This Saturday, arts and health professionals, students and community members will come together to discuss the intersections of trauma-informed practice and community-engaged art.
Representatives from Philadelphia arts organizations will share how they use trauma-informed approaches to promote wellness in various communities, and health professionals will describe trauma theory and how practitioners from different disciplines can collaborate to support resiliency and recovery from trauma through the arts.
The daylong event is organized by Jefferson Humanities and Health as part of the annual Dr. Yoshihisa Asano Humanities and Health Series.

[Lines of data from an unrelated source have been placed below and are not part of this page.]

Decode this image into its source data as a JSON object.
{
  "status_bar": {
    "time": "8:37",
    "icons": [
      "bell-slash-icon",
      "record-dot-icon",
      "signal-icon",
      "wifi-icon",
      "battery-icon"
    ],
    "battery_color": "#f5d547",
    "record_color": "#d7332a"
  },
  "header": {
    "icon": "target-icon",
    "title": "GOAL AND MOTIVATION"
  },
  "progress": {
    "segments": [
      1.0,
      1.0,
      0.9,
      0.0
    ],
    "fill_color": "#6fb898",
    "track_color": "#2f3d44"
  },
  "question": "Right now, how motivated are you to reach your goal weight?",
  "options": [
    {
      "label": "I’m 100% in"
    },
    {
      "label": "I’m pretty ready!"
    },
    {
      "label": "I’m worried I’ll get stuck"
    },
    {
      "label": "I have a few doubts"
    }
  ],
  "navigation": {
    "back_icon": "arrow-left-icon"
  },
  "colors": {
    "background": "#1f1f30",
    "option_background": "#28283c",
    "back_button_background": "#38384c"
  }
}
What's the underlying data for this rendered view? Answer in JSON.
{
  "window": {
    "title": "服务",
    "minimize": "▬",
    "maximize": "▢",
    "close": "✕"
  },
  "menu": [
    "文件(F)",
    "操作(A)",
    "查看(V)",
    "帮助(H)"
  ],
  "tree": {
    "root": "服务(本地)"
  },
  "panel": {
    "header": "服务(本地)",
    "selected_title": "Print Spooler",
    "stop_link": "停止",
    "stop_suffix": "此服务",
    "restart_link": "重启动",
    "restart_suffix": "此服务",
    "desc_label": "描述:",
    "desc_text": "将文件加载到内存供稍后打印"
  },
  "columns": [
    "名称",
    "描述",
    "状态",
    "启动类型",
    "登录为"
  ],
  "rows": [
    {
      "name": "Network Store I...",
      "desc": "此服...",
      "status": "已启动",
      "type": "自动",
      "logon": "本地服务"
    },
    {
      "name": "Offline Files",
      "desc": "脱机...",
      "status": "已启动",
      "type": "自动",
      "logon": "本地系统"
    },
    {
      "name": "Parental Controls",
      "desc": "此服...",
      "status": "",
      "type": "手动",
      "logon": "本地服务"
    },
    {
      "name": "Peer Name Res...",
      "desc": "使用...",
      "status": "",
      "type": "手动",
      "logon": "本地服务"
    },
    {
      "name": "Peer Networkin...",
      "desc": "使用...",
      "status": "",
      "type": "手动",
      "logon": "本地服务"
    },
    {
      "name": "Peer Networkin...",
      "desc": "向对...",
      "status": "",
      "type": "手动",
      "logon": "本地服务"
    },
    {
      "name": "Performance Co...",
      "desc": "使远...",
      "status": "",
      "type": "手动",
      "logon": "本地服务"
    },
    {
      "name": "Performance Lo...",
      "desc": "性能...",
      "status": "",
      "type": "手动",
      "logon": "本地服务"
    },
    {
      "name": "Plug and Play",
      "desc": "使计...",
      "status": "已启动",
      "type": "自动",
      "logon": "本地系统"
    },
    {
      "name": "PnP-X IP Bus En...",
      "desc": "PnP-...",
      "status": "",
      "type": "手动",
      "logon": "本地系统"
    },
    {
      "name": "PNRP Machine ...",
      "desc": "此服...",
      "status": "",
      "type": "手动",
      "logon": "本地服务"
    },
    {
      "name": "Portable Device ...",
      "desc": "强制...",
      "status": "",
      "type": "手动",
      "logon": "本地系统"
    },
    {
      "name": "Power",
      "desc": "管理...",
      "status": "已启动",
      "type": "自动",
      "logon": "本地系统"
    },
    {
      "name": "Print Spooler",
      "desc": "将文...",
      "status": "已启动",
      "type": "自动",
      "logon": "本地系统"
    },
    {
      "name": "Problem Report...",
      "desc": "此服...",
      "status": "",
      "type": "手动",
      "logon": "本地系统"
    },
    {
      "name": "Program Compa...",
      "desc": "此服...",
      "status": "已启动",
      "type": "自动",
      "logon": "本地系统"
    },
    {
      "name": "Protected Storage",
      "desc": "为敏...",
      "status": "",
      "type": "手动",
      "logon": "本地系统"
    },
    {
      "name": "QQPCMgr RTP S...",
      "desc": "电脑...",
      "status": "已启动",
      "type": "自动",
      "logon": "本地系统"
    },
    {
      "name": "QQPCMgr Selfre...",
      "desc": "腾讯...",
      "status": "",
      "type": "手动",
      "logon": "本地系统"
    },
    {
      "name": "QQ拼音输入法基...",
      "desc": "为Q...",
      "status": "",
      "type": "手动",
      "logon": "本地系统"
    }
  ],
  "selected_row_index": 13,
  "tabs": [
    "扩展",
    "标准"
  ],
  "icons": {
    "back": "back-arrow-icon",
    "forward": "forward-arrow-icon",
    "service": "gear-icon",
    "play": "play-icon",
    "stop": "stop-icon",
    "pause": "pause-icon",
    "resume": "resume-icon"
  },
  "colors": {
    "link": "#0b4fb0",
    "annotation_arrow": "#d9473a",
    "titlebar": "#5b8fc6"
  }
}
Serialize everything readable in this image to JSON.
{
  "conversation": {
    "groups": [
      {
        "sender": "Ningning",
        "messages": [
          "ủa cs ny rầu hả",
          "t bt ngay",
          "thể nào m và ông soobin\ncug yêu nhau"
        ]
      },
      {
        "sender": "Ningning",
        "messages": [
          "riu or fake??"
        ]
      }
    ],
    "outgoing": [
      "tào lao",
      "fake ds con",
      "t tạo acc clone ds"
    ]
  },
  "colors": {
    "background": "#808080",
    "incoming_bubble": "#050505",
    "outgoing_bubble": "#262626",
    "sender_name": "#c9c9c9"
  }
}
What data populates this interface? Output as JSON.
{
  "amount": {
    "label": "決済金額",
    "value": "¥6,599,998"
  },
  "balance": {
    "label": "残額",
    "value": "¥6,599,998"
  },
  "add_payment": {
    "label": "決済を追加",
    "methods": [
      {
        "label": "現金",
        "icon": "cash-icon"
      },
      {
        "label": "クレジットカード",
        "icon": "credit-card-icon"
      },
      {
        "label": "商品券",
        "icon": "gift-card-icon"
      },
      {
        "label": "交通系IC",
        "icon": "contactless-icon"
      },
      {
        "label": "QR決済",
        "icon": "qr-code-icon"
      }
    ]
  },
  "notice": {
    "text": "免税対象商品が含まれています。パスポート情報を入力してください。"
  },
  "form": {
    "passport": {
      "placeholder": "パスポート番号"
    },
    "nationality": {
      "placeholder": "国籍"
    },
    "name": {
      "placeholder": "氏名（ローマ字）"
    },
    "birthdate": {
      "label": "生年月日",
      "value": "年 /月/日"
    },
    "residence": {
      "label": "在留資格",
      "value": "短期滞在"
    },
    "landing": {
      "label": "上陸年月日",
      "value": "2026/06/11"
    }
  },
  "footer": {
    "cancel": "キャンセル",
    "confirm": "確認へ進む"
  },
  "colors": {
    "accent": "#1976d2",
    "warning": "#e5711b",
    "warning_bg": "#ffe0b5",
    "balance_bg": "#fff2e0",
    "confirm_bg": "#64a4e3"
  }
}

“Having a leading medical institution like Jefferson producing programming that furthers the conversation of the use of the creative arts and community involvement in addressing the symptoms of trauma validates what we know to be true through much research and clinical study,” said Rachel Brandoff, assistant professor of community and trauma counseling and coordinator of the art therapy specialization at Jefferson (Philadelphia University + Thomas Jefferson University). “Trauma-informed and trauma-responsive approaches that draw on creativity help heal community and generational hurts and provide seeds for growth and resiliency.”
Along with Brandoff, presenters include Sandra Bloom, M.D., from Drexel University Dornsife School of Public Health, and representatives from BuildaBridge, Mural Arts Philadelphia’s Porch Light Program, the Village of Arts and Humanities, and Warrior Writers.
“Thrive: Trauma-Informed Practice in Community-Engaged Art” is Saturday, Dec. 2, from 9 a.m. to 2 p.m. at Alumni Hall on Jefferson’s Center City Campus. The event is free and open to the public; however, pre-registration is required.